La Legge di Bilancio 2018 ha disposto la proroga  al 31 dicembre 2018 della detrazione Irpef/Ires prevista anche per gli interventi di riqualificazione energetica, modificando tuttavia per alcune tipologie di interventi la misura della detrazione spettante, ma ampliando l’ambito degli interventi agevolabili.

La detrazione quindi rimane confermata nella misura del 65% per la generalità degli interventi previsti, mentre è ridotta al 50% per le spese, sostenute dal 1º gennaio 2018, relative agli interventi di acquisto e posa in opera di:

  • finestre comprensive di infissi;
  • schermature solari;
  • di impianti di climatizzazione invernale con impianti dotati di generatori di calore alimentati da biomasse combustibili.

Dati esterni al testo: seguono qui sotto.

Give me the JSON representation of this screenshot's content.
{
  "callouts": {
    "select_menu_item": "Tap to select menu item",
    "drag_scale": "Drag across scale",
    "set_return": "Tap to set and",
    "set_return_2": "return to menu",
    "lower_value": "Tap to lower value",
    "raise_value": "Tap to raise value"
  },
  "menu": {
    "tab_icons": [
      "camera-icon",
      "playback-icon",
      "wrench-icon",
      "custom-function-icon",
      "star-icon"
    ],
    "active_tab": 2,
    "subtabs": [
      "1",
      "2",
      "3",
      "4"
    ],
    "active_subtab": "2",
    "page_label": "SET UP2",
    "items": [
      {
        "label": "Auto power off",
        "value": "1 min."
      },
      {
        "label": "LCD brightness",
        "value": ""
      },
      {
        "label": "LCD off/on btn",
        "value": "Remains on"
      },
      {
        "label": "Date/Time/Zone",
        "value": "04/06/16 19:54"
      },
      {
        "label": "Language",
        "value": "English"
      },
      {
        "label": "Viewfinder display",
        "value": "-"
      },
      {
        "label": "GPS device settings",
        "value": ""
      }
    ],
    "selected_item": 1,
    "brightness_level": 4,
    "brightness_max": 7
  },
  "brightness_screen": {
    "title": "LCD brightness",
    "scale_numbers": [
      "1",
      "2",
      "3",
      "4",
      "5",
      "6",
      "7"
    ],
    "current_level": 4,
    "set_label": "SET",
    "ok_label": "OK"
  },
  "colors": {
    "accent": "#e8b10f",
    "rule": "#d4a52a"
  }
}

Sono previsti poi nuovi interventi sui quali è possibile beneficiare della detrazione del 65%:

  • per l’acquisto e la posa in opera di micro-cogeneratori in sostituzione di impianti esistenti, per le spese sostenute dal 1º gennaio 2018 al 31 dicembre 2018, fino a un valore massimo della detrazione di 100.000 euro (limite di spesa pari ad euro 153.846). Per poter beneficiare della detrazione gli interventi in oggetto devono condurre a un risparmio di energia primaria (PES), come definito all’allegato III del D.M. 04.08.2011, pari almeno al 20%;
  • per le spese sostenute per l’acquisto e posa in opera di generatori d’aria calda a condensazione.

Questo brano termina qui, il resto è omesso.